Mentre è riconosciuto che, per rendersi indipendenti sui semiconduttori, sarebbero necessari decenni, e che invece per  ridurre la dipendenza dalle batterie entro il 2030 sarebbe necessario investire oltre 160 miliardi di USD.  Poiché tutti ricordiamo che la Cina ha però nel tempo abusato dell’architettura regolatoria, economica e finanziaria globale, sfruttandone i benefici ma troppo spesso rifiutandosi di adeguarsi alle regole, è necessario definire un approccio geoeconomico verso Pechino, che riesca a rendere compatibili collaborazione industriale e dialogo politico. Un primo indirizzo operativo è a tale proposito contenuto nella recente comunicazione presentata dalla Commissione in relazione alla sicurezza economica dei paesi UE, e che individua quattro tipi di rischi relativi: alle catene del valore, alle infrastrutture critiche, alla sicurezza delle tecnologie e alla coercizione economica. (10)

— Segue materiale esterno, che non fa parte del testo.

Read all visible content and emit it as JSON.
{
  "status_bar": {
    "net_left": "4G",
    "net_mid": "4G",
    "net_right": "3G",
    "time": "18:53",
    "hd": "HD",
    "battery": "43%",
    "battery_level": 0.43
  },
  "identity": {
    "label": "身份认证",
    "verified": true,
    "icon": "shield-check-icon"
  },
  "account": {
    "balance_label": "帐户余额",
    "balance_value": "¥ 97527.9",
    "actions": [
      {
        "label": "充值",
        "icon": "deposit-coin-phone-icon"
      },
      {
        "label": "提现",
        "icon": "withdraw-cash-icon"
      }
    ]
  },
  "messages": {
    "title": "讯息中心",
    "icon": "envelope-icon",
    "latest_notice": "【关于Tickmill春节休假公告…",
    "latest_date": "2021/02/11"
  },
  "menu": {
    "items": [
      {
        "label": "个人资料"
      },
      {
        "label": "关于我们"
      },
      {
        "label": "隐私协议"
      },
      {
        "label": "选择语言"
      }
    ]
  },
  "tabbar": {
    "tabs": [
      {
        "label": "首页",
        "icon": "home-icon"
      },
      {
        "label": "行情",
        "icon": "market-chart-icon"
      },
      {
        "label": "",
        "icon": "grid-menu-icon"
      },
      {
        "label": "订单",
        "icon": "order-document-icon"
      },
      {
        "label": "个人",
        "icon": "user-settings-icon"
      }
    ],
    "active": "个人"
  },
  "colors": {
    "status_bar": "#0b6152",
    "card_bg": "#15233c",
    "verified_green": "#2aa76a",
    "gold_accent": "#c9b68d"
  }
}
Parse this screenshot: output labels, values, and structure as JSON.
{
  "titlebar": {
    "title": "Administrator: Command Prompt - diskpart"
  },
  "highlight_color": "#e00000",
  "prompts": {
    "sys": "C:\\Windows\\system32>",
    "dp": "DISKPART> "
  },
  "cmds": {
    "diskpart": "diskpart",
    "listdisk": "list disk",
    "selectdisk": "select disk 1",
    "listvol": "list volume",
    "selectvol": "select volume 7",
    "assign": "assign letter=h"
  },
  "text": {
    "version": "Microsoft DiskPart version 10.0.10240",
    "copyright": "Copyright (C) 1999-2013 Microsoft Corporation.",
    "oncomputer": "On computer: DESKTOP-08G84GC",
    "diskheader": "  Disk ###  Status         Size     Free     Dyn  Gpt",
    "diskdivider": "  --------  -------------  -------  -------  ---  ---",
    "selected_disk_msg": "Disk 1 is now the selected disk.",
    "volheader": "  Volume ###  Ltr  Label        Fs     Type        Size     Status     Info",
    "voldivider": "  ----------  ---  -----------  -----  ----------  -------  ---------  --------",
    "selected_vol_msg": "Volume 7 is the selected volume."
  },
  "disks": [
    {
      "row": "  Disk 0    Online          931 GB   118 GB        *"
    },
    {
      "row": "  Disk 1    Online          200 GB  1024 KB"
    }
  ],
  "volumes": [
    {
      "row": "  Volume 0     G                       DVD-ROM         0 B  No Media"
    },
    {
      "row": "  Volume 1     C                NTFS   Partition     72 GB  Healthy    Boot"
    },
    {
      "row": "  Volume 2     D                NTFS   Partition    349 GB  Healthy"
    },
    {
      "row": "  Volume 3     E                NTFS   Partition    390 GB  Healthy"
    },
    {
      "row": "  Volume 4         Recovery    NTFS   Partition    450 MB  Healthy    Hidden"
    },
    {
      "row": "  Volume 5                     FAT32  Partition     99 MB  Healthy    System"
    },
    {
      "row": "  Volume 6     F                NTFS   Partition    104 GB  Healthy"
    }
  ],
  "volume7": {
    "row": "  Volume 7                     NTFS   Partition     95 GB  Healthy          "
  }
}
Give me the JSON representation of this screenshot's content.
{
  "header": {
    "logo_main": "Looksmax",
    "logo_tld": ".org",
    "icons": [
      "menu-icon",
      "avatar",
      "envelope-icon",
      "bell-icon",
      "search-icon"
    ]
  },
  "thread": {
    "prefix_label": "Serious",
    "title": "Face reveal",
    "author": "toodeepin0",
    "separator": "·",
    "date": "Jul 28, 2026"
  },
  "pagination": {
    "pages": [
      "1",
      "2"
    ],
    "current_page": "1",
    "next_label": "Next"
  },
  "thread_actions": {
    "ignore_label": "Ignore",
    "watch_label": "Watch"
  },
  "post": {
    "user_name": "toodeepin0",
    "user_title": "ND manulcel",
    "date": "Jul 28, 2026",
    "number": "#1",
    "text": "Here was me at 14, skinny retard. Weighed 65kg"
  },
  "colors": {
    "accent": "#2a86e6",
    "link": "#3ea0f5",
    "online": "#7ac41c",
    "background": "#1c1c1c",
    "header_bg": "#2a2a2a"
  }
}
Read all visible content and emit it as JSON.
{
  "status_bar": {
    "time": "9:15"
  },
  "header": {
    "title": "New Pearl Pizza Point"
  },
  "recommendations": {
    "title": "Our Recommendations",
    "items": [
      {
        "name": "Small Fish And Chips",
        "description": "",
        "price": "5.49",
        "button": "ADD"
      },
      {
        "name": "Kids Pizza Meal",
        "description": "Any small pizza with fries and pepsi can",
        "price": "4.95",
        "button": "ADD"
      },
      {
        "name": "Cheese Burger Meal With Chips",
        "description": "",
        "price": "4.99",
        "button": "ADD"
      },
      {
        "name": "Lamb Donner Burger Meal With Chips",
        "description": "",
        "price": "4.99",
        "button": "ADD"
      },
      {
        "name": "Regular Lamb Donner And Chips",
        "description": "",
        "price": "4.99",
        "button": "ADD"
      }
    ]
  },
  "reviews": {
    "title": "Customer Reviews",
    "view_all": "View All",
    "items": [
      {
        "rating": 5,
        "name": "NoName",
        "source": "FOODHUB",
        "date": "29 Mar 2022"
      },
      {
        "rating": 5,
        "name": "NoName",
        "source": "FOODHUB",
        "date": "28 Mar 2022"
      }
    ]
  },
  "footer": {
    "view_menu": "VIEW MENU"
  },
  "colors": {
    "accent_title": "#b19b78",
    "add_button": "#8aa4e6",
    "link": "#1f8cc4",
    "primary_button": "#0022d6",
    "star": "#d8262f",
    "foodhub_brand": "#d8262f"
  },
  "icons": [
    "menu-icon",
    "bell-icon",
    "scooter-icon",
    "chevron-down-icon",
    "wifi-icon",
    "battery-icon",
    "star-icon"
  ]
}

Trattasi di una tematica molto spinosa in quanto vi si prospetta l’ipotesi di esaminare ex ante gli investimenti europei diretti verso paesi terzi. Ai fini della valutazione dell’impatto complessivo di siffatte proposte sulla sicurezza economica andrà, però, tenuto conto delle diversità di riposizionamento geoeconomico dei paesi membri UE verso la Cina, così come delle probabili ritorsioni che potrebbero essere attivate da paesi terzi, colpiti da tali eventuali limitazioni al flusso degli IDE, anche in termini di parallele restrizioni dei loro potenziali investimenti nella UE. Ad oggi rimane quindi da stabilire, sul piano della condivisione politica degli stati membri, un accettabile punto fermo nella definizione di siffatte misure di tutela della sicurezza economica, tra il favorire/sfavorire, con giustificato equilibrio, autarchia e protezionismo, rispetto al paradigma storico della libertà di movimento dei capitali. Dovendosi pertanto valutare, in particolare con applicazioni di intelligence economica, le modalità di distribuzione prospettica degli impatti geoeconomici di siffatte proposte tra i paesi membri. (11)

Ma tale scopo potrebbe essere utile riflettere anche su un diverso modo di interpretare la politica industriale, come quello recentemente proposto negli USA da J.Yellen e J. Sallivan (12) in chiave presuntamente non protezionistica, ed anche in risposta alle obiezioni sull’IRA. Preconizza l’esigenza di adottare due tipi di politica industriale globale: la politica industriale estera e la politica industriale congiunta. La politica industriale estera si riferisce ai paesi che utilizzano gli strumenti della politica estera per far avanzare le loro politiche industriali nazionali all’estero. La politica industriale congiunta è quando i paesi allineano le loro strategie interne attraverso il coordinamento internazionale. Arrivando alla conclusione, opinabile, del sostegno a catene di approvvigionamento collaborative, in cui i diversi Paesi trovano nicchie nelle complesse reti di produzione globali. Così che queste catene, distribuendo il valore aggiunto economico in tutto il mondo, e dando a più Paesi l’opportunità di beneficiarne, rendono compatibile la politica industriale interna con l’internazionalismo all’estero.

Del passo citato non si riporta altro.